Hi @SimonC nice work!

I was wondering from my incomplete knowledge if:

  1. Can you have it all the time as a preview?
  2. Can you see changes on real time as you move the curves?

I don’t know if this are possible things to to but i am sure they would be great.

I don’t know if it’s possible either. :slight_smile: I think the way to do it would be to have the plugin be both a tool (so you can select the start and end points) and a reporter (so you can see the visualization while you move things). I don’t know how to do that. But I guess SpeedPunk does something like that, so it must be possible.

If any of the devs can chime in with hints about how to do it, I would be open to making it do that.

There is a way to allow a tool (or any object) to always draw stuff. It will be available in version 2.3.

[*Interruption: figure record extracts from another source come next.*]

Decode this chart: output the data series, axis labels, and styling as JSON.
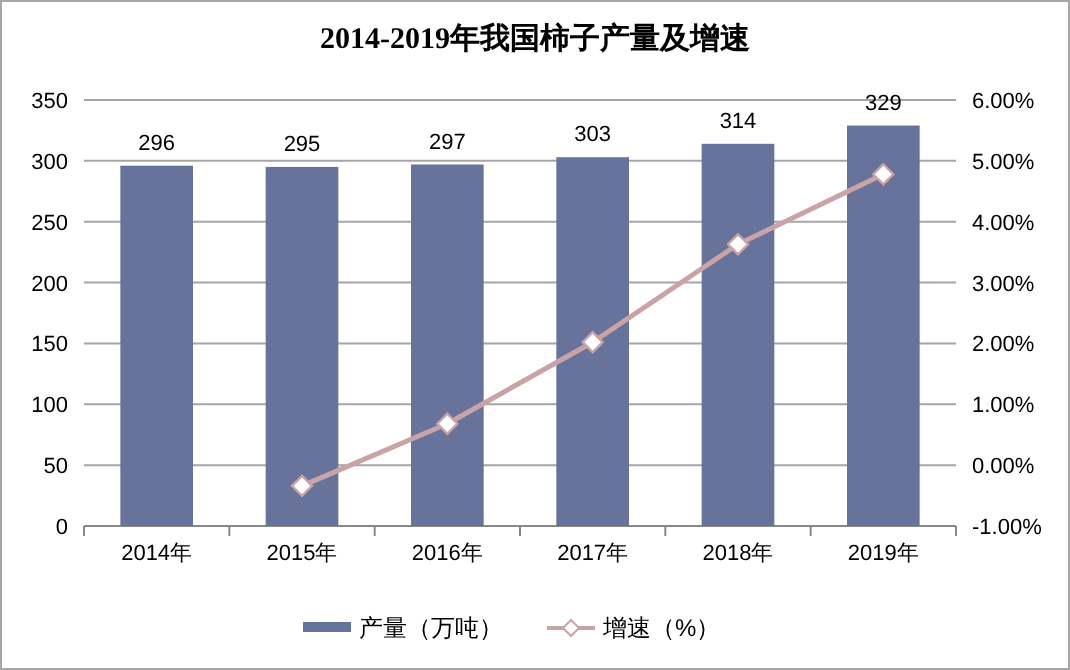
{
  "chart_data": {
    "type": "bar",
    "title": "2014-2019年我国柿子产量及增速",
    "categories": [
      "2014年",
      "2015年",
      "2016年",
      "2017年",
      "2018年",
      "2019年"
    ],
    "series": [
      {
        "name": "产量（万吨）",
        "color": "#67739b",
        "values": [
          296,
          295,
          297,
          303,
          314,
          329
        ],
        "data_labels": true
      },
      {
        "name": "增速（%）",
        "type": "line",
        "axis": "y2",
        "color": "#c9a3a6",
        "marker": "diamond",
        "values": [
          null,
          -0.34,
          0.68,
          2.02,
          3.63,
          4.78
        ]
      }
    ],
    "ylim": [
      0,
      350
    ],
    "yticks": [
      0,
      50,
      100,
      150,
      200,
      250,
      300,
      350
    ],
    "y2lim": [
      -1,
      6
    ],
    "y2ticks": [
      {
        "value": -1,
        "label": "-1.00%"
      },
      {
        "value": 0,
        "label": "0.00%"
      },
      {
        "value": 1,
        "label": "1.00%"
      },
      {
        "value": 2,
        "label": "2.00%"
      },
      {
        "value": 3,
        "label": "3.00%"
      },
      {
        "value": 4,
        "label": "4.00%"
      },
      {
        "value": 5,
        "label": "5.00%"
      },
      {
        "value": 6,
        "label": "6.00%"
      }
    ],
    "grid": "y",
    "legend": "bottom"
  }
}
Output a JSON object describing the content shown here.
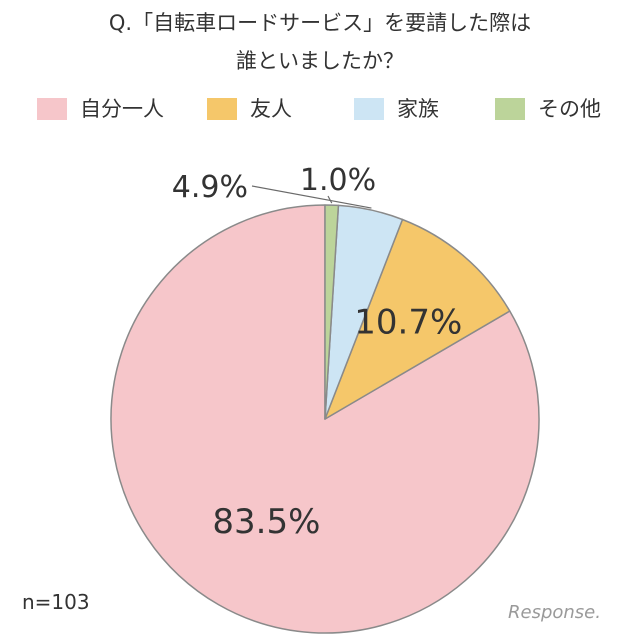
{
  "chart_data": {
    "type": "pie",
    "title": "Q.「自転車ロードサービス」を要請した際は",
    "subtitle": "誰といましたか？",
    "categories": [
      "自分一人",
      "友人",
      "家族",
      "その他"
    ],
    "values": [
      83.5,
      10.7,
      4.9,
      1.0
    ],
    "labels": [
      "83.5%",
      "10.7%",
      "4.9%",
      "1.0%"
    ],
    "colors": [
      "#f6c6ca",
      "#f5c76a",
      "#cde5f4",
      "#bcd49a"
    ],
    "legend_position": "top"
  },
  "sample_size": "n=103",
  "watermark": "Response."
}
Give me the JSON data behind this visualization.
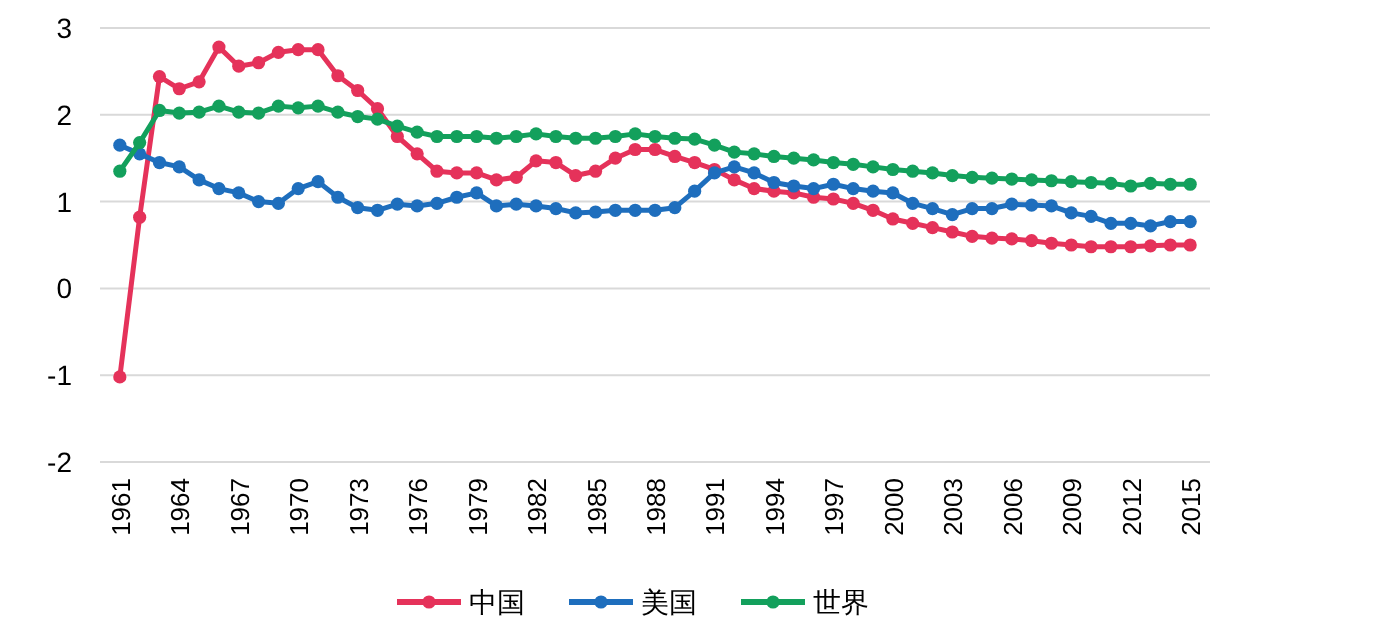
{
  "chart_data": {
    "type": "line",
    "x": [
      1961,
      1962,
      1963,
      1964,
      1965,
      1966,
      1967,
      1968,
      1969,
      1970,
      1971,
      1972,
      1973,
      1974,
      1975,
      1976,
      1977,
      1978,
      1979,
      1980,
      1981,
      1982,
      1983,
      1984,
      1985,
      1986,
      1987,
      1988,
      1989,
      1990,
      1991,
      1992,
      1993,
      1994,
      1995,
      1996,
      1997,
      1998,
      1999,
      2000,
      2001,
      2002,
      2003,
      2004,
      2005,
      2006,
      2007,
      2008,
      2009,
      2010,
      2011,
      2012,
      2013,
      2014,
      2015
    ],
    "series": [
      {
        "name": "中国",
        "color": "#e5325a",
        "values": [
          -1.02,
          0.82,
          2.44,
          2.3,
          2.38,
          2.78,
          2.56,
          2.6,
          2.72,
          2.75,
          2.75,
          2.45,
          2.28,
          2.07,
          1.75,
          1.55,
          1.35,
          1.33,
          1.33,
          1.25,
          1.28,
          1.47,
          1.45,
          1.3,
          1.35,
          1.5,
          1.6,
          1.6,
          1.52,
          1.45,
          1.37,
          1.25,
          1.15,
          1.12,
          1.1,
          1.05,
          1.03,
          0.98,
          0.9,
          0.8,
          0.75,
          0.7,
          0.65,
          0.6,
          0.58,
          0.57,
          0.55,
          0.52,
          0.5,
          0.48,
          0.48,
          0.48,
          0.49,
          0.5,
          0.5
        ]
      },
      {
        "name": "美国",
        "color": "#1e6ebd",
        "values": [
          1.65,
          1.55,
          1.45,
          1.4,
          1.25,
          1.15,
          1.1,
          1.0,
          0.98,
          1.15,
          1.23,
          1.05,
          0.93,
          0.9,
          0.97,
          0.95,
          0.98,
          1.05,
          1.1,
          0.95,
          0.97,
          0.95,
          0.92,
          0.87,
          0.88,
          0.9,
          0.9,
          0.9,
          0.93,
          1.12,
          1.33,
          1.4,
          1.33,
          1.22,
          1.18,
          1.15,
          1.2,
          1.15,
          1.12,
          1.1,
          0.98,
          0.92,
          0.85,
          0.92,
          0.92,
          0.97,
          0.96,
          0.95,
          0.87,
          0.83,
          0.75,
          0.75,
          0.72,
          0.77,
          0.77
        ]
      },
      {
        "name": "世界",
        "color": "#13a05c",
        "values": [
          1.35,
          1.68,
          2.05,
          2.02,
          2.03,
          2.1,
          2.03,
          2.02,
          2.1,
          2.08,
          2.1,
          2.03,
          1.98,
          1.95,
          1.87,
          1.8,
          1.75,
          1.75,
          1.75,
          1.73,
          1.75,
          1.78,
          1.75,
          1.73,
          1.73,
          1.75,
          1.78,
          1.75,
          1.73,
          1.72,
          1.65,
          1.57,
          1.55,
          1.52,
          1.5,
          1.48,
          1.45,
          1.43,
          1.4,
          1.37,
          1.35,
          1.33,
          1.3,
          1.28,
          1.27,
          1.26,
          1.25,
          1.24,
          1.23,
          1.22,
          1.21,
          1.18,
          1.21,
          1.2,
          1.2
        ]
      }
    ],
    "xlim": [
      1960,
      2016
    ],
    "xticks": [
      1961,
      1964,
      1967,
      1970,
      1973,
      1976,
      1979,
      1982,
      1985,
      1988,
      1991,
      1994,
      1997,
      2000,
      2003,
      2006,
      2009,
      2012,
      2015
    ],
    "ylim": [
      -2,
      3
    ],
    "yticks": [
      -2,
      -1,
      0,
      1,
      2,
      3
    ],
    "grid": "y",
    "legend": "bottom",
    "marker": "circle",
    "line_style": "solid"
  }
}
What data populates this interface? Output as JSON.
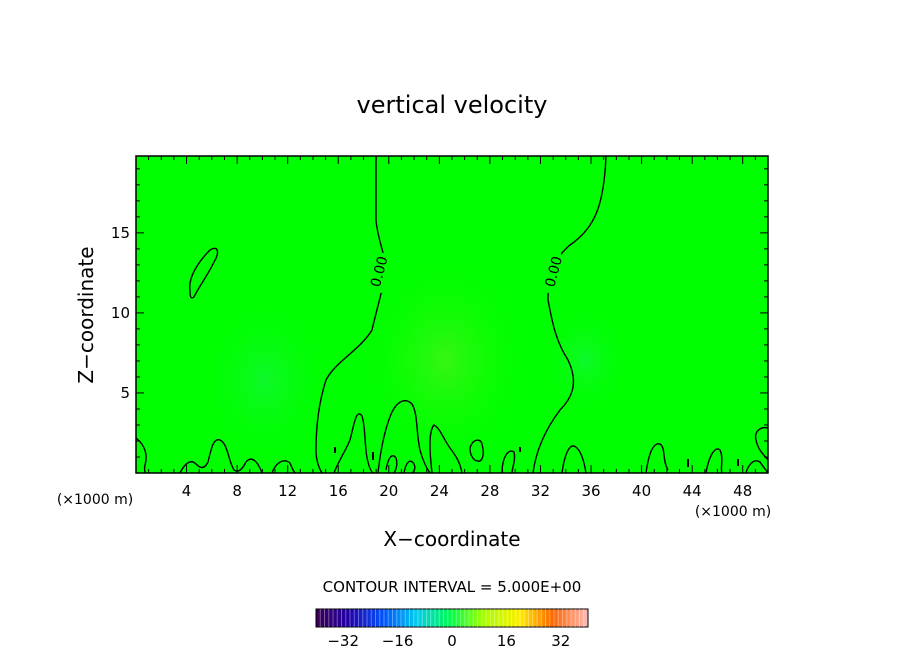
{
  "chart_data": {
    "type": "heatmap",
    "title": "vertical velocity",
    "xlabel": "X−coordinate",
    "ylabel": "Z−coordinate",
    "x_unit_left": "(×1000 m)",
    "x_unit_right": "(×1000 m)",
    "xlim": [
      0,
      50
    ],
    "ylim": [
      0,
      19.8
    ],
    "x_ticks": [
      4,
      8,
      12,
      16,
      20,
      24,
      28,
      32,
      36,
      40,
      44,
      48
    ],
    "y_ticks": [
      5,
      10,
      15
    ],
    "contour_interval_text": "CONTOUR INTERVAL = 5.000E+00",
    "contour_labels": [
      {
        "text": "0.00",
        "x": 19.2,
        "y": 12.5
      },
      {
        "text": "0.00",
        "x": 33.0,
        "y": 12.5
      }
    ],
    "colorbar": {
      "range": [
        -40,
        40
      ],
      "tick_values": [
        -32,
        -16,
        0,
        16,
        32
      ],
      "tick_labels": [
        "−32",
        "−16",
        "0",
        "16",
        "32"
      ]
    },
    "colors": {
      "field_base": "#00ff00",
      "contour": "#000000"
    }
  }
}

Is Callipers running fine with Glyphs V. 2.33 ?
By choosing the tool I lose the drawn paths; though I can get the “Rainbow” color indicator!
Hence by moving to another tool or by pressing Space bar on the keyboard, the Rainbow disappears and the paths are back.
Just wondering if I miss something here in order to have both: the color indicators and paths showing simultaneously ??

Same here, since I updated to 2.3 it’s not working anymore.

Yes, there are some problems with 2.3; please try beta 5: https://github.com/simoncozens/Callipers/releases/tag/beta-5

I want the floating window to automatically appear when I select the tool (which is what it does) and automatically close when I choose something else (it doesn’t). I don’t think it needs to have a close box. I don’t know if you have SpeedPunk, but that’s a good example.